I am trying to calculate the Gradient and the Hessian of M to feed to into a Matlab solver ($G(\theta)$ is highly nonlinear). I believe I have the gradient correctly calculated as follows. Let $J = dG/d\theta$ be an $N \times K$ Jacobian matrix, where $J_{i,k}$ is the derivative of element $i$ of $G$ with respect to parameter $k$. Then the gradient vector of M is,

$ \nabla M = 2 (Z'J(\theta))'W (Z'G(\theta))' $

However, I cannot figure out how to take the derivative of this gradient to get the Hessian. I can calculate the vectors of derivatives of each element of $J(\theta)$, but I'm not sure what the order of that derivative matrix should be. I see that I basically need to divide this function up into two parts and use a the product rule, but cannot figure out what the derivative of each part should look like.

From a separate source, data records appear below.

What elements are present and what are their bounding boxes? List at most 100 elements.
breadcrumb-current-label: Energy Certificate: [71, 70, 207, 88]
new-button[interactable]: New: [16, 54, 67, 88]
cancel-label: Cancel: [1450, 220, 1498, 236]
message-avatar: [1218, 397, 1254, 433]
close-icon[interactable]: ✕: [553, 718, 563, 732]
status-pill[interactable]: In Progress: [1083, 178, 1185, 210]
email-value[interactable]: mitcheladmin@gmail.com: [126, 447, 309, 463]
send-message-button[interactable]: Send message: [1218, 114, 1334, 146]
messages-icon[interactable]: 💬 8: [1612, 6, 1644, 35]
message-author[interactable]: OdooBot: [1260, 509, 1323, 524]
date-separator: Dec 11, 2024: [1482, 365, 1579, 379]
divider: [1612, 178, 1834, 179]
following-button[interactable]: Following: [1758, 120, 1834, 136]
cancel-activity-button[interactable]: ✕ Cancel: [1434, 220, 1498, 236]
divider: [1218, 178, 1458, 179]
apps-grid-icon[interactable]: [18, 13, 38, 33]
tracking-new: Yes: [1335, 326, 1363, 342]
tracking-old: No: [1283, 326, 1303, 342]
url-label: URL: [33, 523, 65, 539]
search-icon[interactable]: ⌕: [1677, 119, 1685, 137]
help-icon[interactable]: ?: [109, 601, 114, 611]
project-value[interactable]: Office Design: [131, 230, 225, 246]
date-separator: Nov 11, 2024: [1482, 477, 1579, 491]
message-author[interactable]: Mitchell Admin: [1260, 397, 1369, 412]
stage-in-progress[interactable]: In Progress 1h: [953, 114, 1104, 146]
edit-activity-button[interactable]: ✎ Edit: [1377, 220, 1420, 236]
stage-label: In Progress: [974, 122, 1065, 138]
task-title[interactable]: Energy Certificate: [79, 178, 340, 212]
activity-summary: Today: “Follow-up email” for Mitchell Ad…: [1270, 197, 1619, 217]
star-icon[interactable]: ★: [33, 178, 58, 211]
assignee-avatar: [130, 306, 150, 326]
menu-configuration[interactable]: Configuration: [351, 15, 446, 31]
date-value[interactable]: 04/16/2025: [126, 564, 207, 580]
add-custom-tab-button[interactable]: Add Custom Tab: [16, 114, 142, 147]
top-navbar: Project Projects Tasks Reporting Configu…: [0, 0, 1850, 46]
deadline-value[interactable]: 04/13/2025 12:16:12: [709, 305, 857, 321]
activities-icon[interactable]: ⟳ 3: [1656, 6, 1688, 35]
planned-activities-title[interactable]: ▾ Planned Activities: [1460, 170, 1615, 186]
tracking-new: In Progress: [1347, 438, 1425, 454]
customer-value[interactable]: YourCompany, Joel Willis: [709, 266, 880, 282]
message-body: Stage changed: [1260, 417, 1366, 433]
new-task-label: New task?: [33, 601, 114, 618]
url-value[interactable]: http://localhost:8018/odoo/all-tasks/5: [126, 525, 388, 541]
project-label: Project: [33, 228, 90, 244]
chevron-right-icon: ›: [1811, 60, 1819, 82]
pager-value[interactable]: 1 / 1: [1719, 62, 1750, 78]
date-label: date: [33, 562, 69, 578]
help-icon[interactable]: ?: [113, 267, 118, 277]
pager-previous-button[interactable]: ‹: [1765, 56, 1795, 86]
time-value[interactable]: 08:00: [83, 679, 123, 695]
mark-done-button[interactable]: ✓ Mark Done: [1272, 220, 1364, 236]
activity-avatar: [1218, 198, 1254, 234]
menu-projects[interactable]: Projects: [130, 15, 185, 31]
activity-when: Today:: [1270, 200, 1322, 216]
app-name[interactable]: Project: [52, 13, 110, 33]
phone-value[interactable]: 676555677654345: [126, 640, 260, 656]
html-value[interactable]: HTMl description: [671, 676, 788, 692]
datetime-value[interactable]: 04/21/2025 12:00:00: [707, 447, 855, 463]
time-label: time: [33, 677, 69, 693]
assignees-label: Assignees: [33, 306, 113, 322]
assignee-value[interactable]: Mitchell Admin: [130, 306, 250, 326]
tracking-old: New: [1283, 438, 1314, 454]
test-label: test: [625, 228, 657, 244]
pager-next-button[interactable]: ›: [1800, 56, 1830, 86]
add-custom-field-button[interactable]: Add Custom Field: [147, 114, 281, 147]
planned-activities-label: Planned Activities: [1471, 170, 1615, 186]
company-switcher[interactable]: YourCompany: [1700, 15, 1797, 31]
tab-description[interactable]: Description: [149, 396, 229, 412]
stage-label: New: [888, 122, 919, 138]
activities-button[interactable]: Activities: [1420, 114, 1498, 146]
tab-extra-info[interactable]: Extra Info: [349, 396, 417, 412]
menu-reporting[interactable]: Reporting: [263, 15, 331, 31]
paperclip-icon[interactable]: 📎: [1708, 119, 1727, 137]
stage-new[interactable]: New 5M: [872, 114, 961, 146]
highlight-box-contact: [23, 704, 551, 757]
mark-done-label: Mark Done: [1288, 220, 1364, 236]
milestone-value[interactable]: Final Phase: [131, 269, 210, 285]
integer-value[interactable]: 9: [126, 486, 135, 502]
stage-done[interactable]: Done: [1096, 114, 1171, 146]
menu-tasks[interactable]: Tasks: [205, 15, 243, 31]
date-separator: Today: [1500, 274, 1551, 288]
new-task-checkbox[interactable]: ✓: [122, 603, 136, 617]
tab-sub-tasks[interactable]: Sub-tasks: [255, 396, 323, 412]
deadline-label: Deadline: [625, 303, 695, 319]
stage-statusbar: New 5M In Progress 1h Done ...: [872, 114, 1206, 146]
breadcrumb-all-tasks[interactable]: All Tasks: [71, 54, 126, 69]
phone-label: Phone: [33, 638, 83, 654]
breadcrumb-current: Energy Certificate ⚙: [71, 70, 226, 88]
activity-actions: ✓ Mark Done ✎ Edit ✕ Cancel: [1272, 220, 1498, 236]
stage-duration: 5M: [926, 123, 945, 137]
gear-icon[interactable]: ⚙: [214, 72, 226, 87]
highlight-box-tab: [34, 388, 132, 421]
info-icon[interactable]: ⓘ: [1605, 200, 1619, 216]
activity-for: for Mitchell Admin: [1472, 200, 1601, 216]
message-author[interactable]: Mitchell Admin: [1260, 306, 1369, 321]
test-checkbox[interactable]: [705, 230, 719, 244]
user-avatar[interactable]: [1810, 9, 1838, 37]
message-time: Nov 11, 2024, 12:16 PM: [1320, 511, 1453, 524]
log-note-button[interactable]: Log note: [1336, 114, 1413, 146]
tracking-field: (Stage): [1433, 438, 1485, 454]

Any help would be greatly appreciated. Thank you.

2

There are 2 best solutions below

0
On

I was having similar issues with an equation as the second derivative evaluation was not possible.

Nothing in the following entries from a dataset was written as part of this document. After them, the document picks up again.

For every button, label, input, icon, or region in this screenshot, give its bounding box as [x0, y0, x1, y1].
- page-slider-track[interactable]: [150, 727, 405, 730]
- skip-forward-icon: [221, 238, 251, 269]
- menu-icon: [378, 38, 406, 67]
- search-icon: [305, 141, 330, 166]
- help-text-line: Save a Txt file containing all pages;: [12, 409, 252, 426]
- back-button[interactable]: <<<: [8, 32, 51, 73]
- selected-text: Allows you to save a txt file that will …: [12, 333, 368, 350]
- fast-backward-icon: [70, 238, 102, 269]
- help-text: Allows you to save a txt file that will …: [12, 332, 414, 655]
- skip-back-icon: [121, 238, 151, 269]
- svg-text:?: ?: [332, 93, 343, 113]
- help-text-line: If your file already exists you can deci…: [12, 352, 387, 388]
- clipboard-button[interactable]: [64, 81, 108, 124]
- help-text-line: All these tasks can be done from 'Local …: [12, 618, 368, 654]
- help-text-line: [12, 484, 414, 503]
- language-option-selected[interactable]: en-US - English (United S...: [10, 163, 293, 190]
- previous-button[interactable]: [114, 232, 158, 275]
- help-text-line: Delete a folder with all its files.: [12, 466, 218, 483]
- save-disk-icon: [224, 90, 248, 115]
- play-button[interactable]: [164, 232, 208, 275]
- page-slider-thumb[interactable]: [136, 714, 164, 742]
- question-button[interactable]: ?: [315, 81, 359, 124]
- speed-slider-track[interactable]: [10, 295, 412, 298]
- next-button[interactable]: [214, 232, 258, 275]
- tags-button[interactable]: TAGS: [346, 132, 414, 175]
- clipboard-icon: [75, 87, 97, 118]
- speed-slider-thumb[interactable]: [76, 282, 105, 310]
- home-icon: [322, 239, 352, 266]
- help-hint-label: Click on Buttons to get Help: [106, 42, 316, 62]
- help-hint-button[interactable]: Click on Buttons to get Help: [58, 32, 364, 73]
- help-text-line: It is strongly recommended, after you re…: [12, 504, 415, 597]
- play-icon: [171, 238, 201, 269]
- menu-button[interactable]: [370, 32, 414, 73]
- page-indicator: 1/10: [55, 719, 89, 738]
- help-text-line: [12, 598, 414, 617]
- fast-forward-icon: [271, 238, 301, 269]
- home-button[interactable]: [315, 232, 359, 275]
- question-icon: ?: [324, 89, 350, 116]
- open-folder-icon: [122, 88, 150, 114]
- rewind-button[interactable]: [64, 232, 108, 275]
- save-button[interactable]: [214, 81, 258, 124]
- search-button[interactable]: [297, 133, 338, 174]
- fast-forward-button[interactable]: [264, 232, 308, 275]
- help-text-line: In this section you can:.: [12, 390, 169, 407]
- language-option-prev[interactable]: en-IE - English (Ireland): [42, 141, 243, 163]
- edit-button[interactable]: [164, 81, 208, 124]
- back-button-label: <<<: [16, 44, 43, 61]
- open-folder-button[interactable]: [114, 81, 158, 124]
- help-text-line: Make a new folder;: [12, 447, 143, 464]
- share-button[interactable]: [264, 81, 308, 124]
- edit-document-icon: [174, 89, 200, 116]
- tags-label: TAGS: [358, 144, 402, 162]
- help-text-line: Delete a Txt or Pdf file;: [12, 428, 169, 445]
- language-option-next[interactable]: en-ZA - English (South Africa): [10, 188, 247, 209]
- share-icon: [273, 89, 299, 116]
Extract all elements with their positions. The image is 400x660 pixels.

Numerical Optimization by J Nocedal & S Wright

And The Levenberg-Marquardt Algorithm by Ananth Ranganathan

suggest that the Hessian and Gradient can be approximated rather than directly evaluated. The Hessian can be approximated as the transpose of the Jacobian multiplied by the Jacobian itself. The Gradient can be approximated by the transpose of the Jacobian multiplied by the Residuals.

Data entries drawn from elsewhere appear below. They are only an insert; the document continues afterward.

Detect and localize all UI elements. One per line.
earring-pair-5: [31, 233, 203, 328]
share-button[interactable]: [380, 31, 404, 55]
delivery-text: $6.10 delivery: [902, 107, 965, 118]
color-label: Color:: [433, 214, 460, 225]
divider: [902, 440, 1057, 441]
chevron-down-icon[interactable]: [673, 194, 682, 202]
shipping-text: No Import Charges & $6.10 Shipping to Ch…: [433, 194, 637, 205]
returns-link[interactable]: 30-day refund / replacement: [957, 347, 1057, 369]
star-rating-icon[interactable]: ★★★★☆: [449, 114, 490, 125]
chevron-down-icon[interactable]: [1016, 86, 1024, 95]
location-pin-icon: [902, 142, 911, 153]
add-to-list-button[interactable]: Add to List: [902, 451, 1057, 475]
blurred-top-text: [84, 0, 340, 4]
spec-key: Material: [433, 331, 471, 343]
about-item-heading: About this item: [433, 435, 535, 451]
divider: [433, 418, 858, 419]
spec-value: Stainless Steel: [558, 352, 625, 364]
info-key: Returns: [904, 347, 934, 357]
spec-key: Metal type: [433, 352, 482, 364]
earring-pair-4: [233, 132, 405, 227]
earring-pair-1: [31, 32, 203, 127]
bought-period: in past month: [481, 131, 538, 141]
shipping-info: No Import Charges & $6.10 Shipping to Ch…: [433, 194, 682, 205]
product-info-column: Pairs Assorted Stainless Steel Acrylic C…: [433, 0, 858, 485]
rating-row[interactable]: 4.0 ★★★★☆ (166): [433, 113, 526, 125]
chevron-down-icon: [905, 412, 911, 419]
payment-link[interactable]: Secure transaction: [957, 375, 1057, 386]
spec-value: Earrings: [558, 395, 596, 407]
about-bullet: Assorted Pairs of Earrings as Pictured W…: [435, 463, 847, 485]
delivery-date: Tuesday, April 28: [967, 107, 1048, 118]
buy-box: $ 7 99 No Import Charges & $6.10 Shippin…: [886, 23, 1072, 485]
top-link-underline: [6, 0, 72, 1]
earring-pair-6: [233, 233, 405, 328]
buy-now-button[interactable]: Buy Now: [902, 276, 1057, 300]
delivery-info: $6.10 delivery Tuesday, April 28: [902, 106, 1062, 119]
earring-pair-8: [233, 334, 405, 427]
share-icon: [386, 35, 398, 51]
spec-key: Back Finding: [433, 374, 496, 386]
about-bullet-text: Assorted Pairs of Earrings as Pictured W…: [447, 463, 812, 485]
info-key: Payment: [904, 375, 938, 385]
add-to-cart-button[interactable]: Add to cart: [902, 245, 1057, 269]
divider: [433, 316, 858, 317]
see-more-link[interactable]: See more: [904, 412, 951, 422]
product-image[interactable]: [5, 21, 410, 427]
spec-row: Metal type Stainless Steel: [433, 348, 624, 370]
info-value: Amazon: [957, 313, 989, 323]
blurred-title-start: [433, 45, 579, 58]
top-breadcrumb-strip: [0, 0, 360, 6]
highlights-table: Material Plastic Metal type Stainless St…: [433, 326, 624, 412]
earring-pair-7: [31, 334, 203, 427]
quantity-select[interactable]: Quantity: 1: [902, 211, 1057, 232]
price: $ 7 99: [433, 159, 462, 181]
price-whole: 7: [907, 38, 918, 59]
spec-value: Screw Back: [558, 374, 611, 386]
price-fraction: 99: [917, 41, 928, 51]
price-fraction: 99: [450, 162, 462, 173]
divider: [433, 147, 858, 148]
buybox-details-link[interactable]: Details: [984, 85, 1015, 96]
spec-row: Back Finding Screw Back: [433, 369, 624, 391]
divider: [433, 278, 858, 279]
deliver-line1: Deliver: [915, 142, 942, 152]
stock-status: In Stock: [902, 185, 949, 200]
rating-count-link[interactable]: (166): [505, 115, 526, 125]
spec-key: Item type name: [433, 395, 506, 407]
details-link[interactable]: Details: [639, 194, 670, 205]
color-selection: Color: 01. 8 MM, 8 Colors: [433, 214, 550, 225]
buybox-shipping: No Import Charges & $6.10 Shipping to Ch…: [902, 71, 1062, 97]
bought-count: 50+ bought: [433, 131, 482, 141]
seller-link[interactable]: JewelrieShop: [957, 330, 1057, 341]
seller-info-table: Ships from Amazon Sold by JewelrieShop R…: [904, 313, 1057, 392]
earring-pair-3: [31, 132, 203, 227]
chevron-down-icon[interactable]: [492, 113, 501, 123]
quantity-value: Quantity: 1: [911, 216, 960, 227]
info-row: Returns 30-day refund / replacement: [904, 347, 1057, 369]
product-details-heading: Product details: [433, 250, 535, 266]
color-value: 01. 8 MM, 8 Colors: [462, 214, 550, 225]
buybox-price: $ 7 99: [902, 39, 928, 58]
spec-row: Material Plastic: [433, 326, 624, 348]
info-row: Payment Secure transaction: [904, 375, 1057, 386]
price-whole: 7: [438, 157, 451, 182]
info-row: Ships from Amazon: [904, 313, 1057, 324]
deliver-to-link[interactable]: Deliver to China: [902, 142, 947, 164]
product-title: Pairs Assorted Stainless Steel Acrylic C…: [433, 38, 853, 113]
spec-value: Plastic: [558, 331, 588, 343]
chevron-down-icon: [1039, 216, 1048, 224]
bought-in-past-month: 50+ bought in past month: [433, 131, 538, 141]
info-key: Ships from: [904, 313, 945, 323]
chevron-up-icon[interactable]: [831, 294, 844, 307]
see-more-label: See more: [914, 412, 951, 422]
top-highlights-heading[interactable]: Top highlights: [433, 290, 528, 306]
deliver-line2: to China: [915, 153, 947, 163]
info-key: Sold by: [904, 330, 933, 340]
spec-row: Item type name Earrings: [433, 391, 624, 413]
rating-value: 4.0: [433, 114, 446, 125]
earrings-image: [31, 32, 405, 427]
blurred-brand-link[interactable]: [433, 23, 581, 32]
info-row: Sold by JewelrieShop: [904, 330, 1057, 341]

I hope this is some use to you or points you in a more helpful direction.

5
On

$\def\p#1#2{\frac{\partial #1}{\partial #2}}$For ease of typing, use $x$ instead of $\theta$ for the independent variable. Let's also name variables using calligraphic letters for tensors, uppercase letters for matrices, lowercase letters for vectors, and greeks letters for scalars. To that end define $$\eqalign{ g &= g(x) \\ J &= \p{g}{x} \\ A &= ZWZ^T = A^T \\ \mu &= g^TZWZ^Tg \qquad&\big({\rm objective\,function}\big) \\ &= A:gg^T \qquad&\big({\rm reformulated}\big) \\ }$$ Calculate the differential and the gradient of the objective function. $$\eqalign{ d\mu &= A:\big(dg\,g^T + g\,dg^T\big) \\ &= \big(A+A^T\big):dg\,g^T \\ &= 2Ag:J\,dx \\ &= 2J^TAg:dx \\ \p{\mu}{x} &= 2J^TAg \;\doteq\; p \qquad\big({\rm gradient}\big) \\ }$$ The Hessian is just the gradient of the gradient, so $$\eqalign{ dp &= 2J^TA\,dg + 2\,dJ^TAg \\ &= 2J^TAJ\,dx + 2\big(g^TA^T{\cal K}\,dx\big) \\ &= 2\left(J^TAJ + g^TA{\cal K}\right)dx \\ \p{p}{x} &= 2\left(J^TAJ + g^TA{\cal K}\right) \;\doteq\; H\qquad\big({\rm Hessian}\big) \\ }$$ where ${\cal K}$ is the gradient of $J,\;$ a third-order tensor with components $$\eqalign{ {\cal K}_{ijk} &= \frac{\partial J_{ij}}{\partial x_k} \\ }$$ I can't say anything more about ${\cal K}$, since you didn't tell us anything about the function $g(x)$.


In some of the steps above, a colon is used as a convenient product notation for the trace, i.e. $$\eqalign{ A:B &= {\rm Tr}(A^TB) = B:A \\ }$$